By Madison Dow
Massachusetts boating safety advocates are calling for stricter enforcement of laws on boating under the influence of alcohol as boating accidents have doubled over the past decade.
Since 2005, boating under the influence has taken 30 lives and caused 42 injuries in Massachusetts alone according the Coast Guard’s Boating Safety Resource Center.
In Massachusetts waters in 2005, there were 45 accidents reported to the BSRC in comparison to 89 reported in 2015.
In early June 2015, a woman’s arm was cut off after she jumped overboard and was struck by the propeller while the driver was under the influence of alcohol, according to the charges in the case.
Alcohol slows the brain’s speed of perceiving the five senses and decreases the ability to balance according to the Fish and Boat Commission. The Fish and Boat Commission protects, conserves and enhances the state’s natural aquatic resources.
Massachusetts’ laws state that anyone operating a boat with a breath or blood alcohol concentration of 0.08 percent or larger is under the influence.
William Gossard a retired senior program manager of the National Transportation Safety Board says, “If we could get people to bring no alcohol on boats that would be best of all.”
Gossard was with the National Transportation Safety Board investigating wreckage and finding causes of boating accidents for 30 years until he retired in 2011.
In contrast to operating a car, boaters are allowed to have an open container of alcohol on board while driving.
Gossard says many boaters do not take driving a boat as seriously as driving a car.
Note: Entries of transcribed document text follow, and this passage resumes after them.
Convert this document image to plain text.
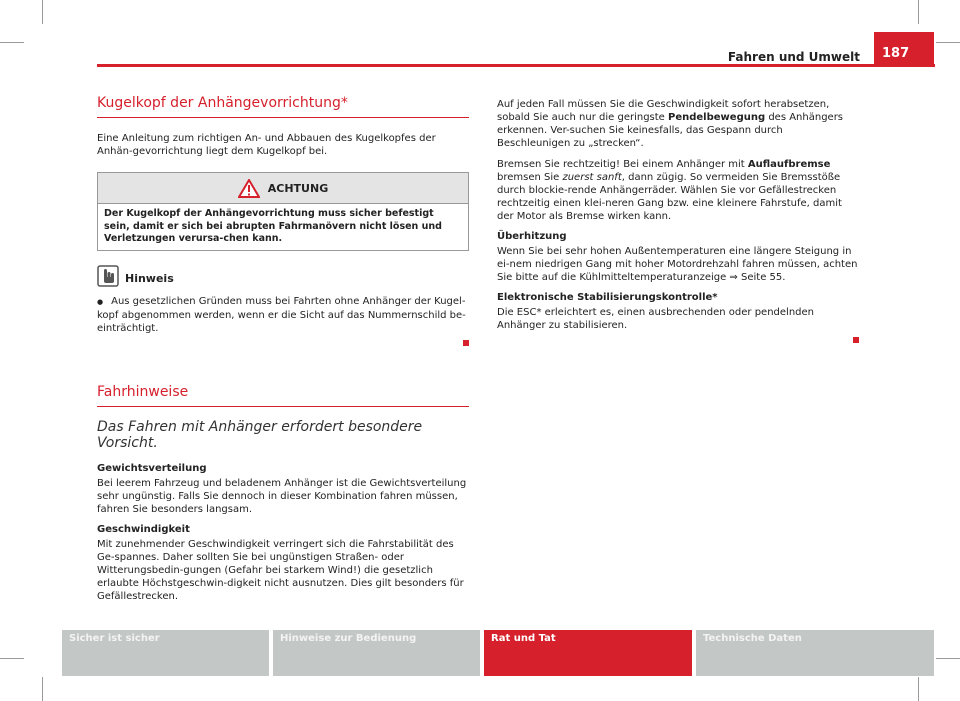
Fahren und Umwelt	187
Kugelkopf der Anhängevorrichtung*

Eine Anleitung zum richtigen An- und Abbauen des Kugelkopfes der Anhän-gevorrichtung liegt dem Kugelkopf bei.

ACHTUNG
Der Kugelkopf der Anhängevorrichtung muss sicher befestigt sein, damit er sich bei abrupten Fahrmanövern nicht lösen und Verletzungen verursa-chen kann.
Hinweis

● Aus gesetzlichen Gründen muss bei Fahrten ohne Anhänger der Kugel-kopf abgenommen werden, wenn er die Sicht auf das Nummernschild be-einträchtigt.

Fahrhinweise
Das Fahren mit Anhänger erfordert besondere Vorsicht.
Gewichtsverteilung

Bei leerem Fahrzeug und beladenem Anhänger ist die Gewichtsverteilung sehr ungünstig. Falls Sie dennoch in dieser Kombination fahren müssen, fahren Sie besonders langsam.

Geschwindigkeit

Mit zunehmender Geschwindigkeit verringert sich die Fahrstabilität des Ge-spannes. Daher sollten Sie bei ungünstigen Straßen- oder Witterungsbedin-gungen (Gefahr bei starkem Wind!) die gesetzlich erlaubte Höchstgeschwin-digkeit nicht ausnutzen. Dies gilt besonders für Gefällestrecken.

Auf jeden Fall müssen Sie die Geschwindigkeit sofort herabsetzen, sobald Sie auch nur die geringste Pendelbewegung des Anhängers erkennen. Ver-suchen Sie keinesfalls, das Gespann durch Beschleunigen zu „strecken“.

Bremsen Sie rechtzeitig! Bei einem Anhänger mit Auflaufbremse bremsen Sie zuerst sanft, dann zügig. So vermeiden Sie Bremsstöße durch blockie-rende Anhängerräder. Wählen Sie vor Gefällestrecken rechtzeitig einen klei-neren Gang bzw. eine kleinere Fahrstufe, damit der Motor als Bremse wirken kann.

Überhitzung

Wenn Sie bei sehr hohen Außentemperaturen eine längere Steigung in ei-nem niedrigen Gang mit hoher Motordrehzahl fahren müssen, achten Sie bitte auf die Kühlmitteltemperaturanzeige ⇒ Seite 55.

Elektronische Stabilisierungskontrolle*

Die ESC* erleichtert es, einen ausbrechenden oder pendelnden Anhänger zu stabilisieren.

Sicher ist sicher	Hinweise zur Bedienung	Rat und Tat	Technische Daten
The mindset of some boaters is that boating is just recreation while car is transportation.
“Boating has always been part of recreation and recreation is consuming alcoholic beverages, and some things do not change,” says Lieutenant John Girvalakis of the Boat and Recreation Vehicle Safety Bureau of the Massachusetts Environmental Police.
“We have to change the culture of boating because beer plays a large part of the culture,” says Cox. “The first thing people do is put a bucket of beer on the boat.”
“Many people read about it in the paper and they’re not boaters it doesn’t affect them” says Cox, a graduate of the Massachusetts Maritime Academy and former cargo ship captain.
According to Girvalakis, there have been seven cases of boating under the influence so far this year, as of mid July.
On a dock in Boston Harbor, Wayne Gravlin, a boater from Billerica, Massachusetts says, “I’ve witnessed first hand the effect of boating under the influence.”
“I waited two weeks with my friend’s family while the US Coast Guard and first responders searched Long Island Sound for my friend.”
“After he struck a jetty and was ejected from his boat, his body was finally discovered by a fisherman. It was an avoidable tragedy.”
The effects of alcohol are more pronounced while on a boat than in the operation of a vehicle due to many stress factors such as wind, vibration and wave action says Ron Walsh.
Walsh runs the private boating education company called Boatsafe Massachusetts, and is an active member of the Coast Guard Auxiliary.
Cox describes alcohol abuse and inexperience as the two largest causes of accidents in the Boston Harbor. Cox spent 30 years at sea as the captain of a container ship and continues to enjoy boating as recreation today.
When the Boston Harbor Safety Committee was created in 1999, Cox filled the chairman position.